Last Friday, students, faculty, and community members gathered in the Log for the final log lunch of the semester. Log Lunchers enjoyed vegetable spring rolls with a sweet chili sauce as well as sesame coconut rice with mango and a maple-miso roasted vegetable medley made with fresh syrup from Hopkins Forest. To complement the beautiful spring day, everyone also enjoyed a quick pickled salad with scallions, cabbage, pea shoots, cucumbers, and bean sprouts supplied by Full Well Farm as well as a warm egg drop. Perhaps the star of the show this week were the giant, chewy gochujang caramel cookies.
This week’s speaker was Molly Pickel, class of 2015. Pickel was a Mystic program student and English & Environmental Policy major, now working for the Parks Department as a Natural Resource Planner in Baltimore County, Maryland. Pickel’s hilarious talk was entitled “Parks & Rec…Knope, It’s Not Like on TV,” and focused on the opportunities and challenges of parks and recreation work, acknowledging its similarities and differences to the hit sitcom.
Pickel began with an overview of her career journey. After graduating from Williams, she became a deckhand for the Sea Education Association’ where she sailed and studied ocean sciences for months at a time.
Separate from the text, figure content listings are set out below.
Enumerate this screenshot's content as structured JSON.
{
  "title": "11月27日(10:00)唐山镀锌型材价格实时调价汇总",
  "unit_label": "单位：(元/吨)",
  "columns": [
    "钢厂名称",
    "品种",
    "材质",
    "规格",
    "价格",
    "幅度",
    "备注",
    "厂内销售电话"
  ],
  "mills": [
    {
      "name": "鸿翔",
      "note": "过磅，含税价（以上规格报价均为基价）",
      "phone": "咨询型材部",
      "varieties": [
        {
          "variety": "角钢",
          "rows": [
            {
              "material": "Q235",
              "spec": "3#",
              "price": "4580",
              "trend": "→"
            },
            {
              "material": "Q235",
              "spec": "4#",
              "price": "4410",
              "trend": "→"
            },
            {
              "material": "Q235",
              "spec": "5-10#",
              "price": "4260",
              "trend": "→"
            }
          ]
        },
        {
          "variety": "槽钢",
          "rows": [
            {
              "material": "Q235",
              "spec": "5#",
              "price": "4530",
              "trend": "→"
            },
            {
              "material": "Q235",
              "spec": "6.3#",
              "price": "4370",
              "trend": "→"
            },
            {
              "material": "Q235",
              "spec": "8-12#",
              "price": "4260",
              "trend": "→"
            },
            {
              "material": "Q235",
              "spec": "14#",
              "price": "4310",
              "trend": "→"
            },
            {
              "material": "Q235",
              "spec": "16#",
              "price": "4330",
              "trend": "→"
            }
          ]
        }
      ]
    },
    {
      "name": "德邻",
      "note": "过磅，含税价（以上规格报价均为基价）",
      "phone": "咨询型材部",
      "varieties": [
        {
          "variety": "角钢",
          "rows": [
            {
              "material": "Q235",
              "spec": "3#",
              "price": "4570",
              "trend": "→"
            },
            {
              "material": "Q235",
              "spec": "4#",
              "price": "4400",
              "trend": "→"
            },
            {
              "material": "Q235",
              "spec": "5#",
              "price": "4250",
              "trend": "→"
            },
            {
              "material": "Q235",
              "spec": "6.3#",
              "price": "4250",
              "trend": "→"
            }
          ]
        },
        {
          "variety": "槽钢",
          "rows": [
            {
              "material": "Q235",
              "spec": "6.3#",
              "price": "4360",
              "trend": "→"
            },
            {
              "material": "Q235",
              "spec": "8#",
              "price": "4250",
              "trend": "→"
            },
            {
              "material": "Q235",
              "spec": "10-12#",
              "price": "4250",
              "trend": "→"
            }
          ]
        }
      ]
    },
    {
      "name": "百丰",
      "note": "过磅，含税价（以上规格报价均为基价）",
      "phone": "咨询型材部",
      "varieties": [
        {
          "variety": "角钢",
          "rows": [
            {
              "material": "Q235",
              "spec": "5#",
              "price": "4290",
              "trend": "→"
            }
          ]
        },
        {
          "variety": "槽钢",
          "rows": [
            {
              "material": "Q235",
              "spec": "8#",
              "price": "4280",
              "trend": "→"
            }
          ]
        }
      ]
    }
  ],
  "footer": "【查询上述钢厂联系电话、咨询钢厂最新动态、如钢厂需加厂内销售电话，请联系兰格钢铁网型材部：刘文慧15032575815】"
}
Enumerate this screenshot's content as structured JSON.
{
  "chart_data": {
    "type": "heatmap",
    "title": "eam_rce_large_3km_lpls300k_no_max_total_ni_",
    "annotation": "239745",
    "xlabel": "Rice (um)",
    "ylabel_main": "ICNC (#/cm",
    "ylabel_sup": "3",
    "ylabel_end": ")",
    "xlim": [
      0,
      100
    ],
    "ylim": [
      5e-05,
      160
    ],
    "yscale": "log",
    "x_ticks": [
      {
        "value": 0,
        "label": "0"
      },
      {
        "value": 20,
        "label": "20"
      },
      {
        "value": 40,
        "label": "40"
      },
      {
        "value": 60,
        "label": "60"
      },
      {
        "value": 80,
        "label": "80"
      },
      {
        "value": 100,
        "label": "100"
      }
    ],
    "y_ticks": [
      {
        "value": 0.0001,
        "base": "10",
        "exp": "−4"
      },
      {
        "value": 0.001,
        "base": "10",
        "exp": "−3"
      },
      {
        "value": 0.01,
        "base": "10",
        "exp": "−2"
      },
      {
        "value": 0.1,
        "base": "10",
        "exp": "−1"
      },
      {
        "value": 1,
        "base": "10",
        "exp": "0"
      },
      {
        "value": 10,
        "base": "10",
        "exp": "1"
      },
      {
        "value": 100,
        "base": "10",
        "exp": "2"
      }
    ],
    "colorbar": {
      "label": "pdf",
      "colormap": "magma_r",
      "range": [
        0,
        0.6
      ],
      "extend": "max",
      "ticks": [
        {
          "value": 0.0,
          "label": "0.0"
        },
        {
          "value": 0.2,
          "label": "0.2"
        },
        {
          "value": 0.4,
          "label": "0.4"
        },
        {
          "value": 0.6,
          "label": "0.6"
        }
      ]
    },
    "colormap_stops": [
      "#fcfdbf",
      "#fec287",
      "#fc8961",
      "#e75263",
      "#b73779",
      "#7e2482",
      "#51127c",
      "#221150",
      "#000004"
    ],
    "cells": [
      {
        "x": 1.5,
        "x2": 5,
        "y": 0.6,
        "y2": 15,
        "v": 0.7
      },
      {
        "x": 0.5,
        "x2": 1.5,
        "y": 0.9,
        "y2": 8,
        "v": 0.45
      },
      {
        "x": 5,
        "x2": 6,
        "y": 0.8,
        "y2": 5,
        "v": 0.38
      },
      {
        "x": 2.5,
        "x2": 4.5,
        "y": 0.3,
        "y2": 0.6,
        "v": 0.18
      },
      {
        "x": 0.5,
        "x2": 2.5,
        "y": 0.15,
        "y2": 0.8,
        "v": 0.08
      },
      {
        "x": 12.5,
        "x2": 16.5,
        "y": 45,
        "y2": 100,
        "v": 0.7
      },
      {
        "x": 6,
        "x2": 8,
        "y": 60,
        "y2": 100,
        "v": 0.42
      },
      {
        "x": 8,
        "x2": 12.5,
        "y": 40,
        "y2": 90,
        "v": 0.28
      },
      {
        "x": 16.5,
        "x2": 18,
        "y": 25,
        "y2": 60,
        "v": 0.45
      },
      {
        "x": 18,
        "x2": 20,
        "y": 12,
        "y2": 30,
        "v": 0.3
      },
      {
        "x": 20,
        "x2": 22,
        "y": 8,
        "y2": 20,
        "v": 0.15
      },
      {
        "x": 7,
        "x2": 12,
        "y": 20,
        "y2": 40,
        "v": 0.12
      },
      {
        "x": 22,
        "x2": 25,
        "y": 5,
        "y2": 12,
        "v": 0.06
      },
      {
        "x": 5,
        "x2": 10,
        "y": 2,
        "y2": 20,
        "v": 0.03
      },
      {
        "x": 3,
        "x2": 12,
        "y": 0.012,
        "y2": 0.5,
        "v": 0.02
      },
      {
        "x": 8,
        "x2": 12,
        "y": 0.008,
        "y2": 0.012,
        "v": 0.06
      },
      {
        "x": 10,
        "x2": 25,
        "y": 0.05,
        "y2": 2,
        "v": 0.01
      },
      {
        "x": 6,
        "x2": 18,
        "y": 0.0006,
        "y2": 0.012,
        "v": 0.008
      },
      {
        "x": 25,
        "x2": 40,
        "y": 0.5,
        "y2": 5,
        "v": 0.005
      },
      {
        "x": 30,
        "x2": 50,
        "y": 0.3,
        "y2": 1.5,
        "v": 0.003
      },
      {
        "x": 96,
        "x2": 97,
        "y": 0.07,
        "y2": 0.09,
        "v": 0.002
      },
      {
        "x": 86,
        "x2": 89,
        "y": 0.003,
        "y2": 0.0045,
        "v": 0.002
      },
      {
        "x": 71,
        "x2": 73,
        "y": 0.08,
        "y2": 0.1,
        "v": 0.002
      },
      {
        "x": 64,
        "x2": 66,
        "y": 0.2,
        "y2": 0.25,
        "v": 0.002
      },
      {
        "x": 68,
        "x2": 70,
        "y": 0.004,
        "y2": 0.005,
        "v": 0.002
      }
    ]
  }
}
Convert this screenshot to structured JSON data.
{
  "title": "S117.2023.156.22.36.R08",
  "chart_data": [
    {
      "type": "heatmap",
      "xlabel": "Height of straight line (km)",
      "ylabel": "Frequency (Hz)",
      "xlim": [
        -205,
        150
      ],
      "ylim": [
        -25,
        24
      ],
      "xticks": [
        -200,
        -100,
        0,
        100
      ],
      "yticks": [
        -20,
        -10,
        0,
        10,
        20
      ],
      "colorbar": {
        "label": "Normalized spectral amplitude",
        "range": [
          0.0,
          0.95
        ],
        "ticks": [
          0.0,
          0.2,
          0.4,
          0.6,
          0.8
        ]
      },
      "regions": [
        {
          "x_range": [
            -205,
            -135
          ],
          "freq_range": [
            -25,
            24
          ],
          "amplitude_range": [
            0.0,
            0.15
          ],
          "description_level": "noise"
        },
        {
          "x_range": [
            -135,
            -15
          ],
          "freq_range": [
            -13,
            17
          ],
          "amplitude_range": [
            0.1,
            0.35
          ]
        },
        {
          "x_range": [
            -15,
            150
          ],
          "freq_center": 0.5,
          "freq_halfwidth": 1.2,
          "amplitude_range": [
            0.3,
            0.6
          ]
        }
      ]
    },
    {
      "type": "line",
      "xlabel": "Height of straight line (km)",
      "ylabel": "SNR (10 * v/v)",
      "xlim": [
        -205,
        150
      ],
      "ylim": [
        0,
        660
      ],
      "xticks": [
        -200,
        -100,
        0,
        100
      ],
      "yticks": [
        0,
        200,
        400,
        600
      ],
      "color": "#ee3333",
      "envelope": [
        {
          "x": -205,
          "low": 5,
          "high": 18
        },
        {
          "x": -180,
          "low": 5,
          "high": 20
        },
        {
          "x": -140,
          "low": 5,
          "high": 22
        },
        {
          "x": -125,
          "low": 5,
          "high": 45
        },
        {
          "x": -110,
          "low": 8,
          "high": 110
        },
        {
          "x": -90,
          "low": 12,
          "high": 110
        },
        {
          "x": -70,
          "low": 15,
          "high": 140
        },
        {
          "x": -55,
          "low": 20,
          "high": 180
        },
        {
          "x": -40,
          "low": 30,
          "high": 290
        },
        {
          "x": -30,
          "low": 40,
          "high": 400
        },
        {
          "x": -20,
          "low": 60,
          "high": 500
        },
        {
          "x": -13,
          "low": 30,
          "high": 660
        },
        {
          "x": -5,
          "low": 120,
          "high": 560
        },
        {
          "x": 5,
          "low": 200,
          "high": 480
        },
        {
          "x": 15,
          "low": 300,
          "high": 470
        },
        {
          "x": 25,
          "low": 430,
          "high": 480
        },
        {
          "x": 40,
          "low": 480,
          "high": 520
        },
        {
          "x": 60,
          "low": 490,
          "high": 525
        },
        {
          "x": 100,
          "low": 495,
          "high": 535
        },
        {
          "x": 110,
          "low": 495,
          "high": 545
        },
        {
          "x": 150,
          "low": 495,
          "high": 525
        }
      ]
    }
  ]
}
She then became a Naturalist at the Aspen Center for Environmental Studies. She then moved on to become the Communications and Outreach Coordinator at the Institute of Marine and Environmental Technology where she was also allowed to attend free graduate school at Towson University where she was awarded her master’s degree in Geography and Environmental Planning. She eventually became the Parks Planner at the Baltimore County Department of Parks and Recreation, and only just moved on to a new job within the past month.
Much of Pickel’s talk was focused on using pickleball – the fastest growing sport in America – as a microcosm for natural resource planning and Parks & Rec. Pickleball has thus become somewhat of a focus of her work. She has created partnerships with local libraries (she jokes that while Leslie Knope hates librarians, she loves them!), developed a nuanced park-finder, and discussed the many other ways that she has been trying to accommodate the rapidly-growing athletic trend.
In terms of broader natural resource planning, she noted the three main planning projects she has undertaken thus far in career, the first one being her Williamstown Open Space and Recreation Plan that she completed as a component of her ENVI Planning class at Williams. She is also responsible for the Baltimore County Land Preservation, Parks, and Recreation Plan as well as the Maryland Land Preservation, Parks, and Recreation Plan. She then discussed why plans are necessary, how they work, and how she creates them. Pickel gave an engaging, insightful talk that left students and community members laughing!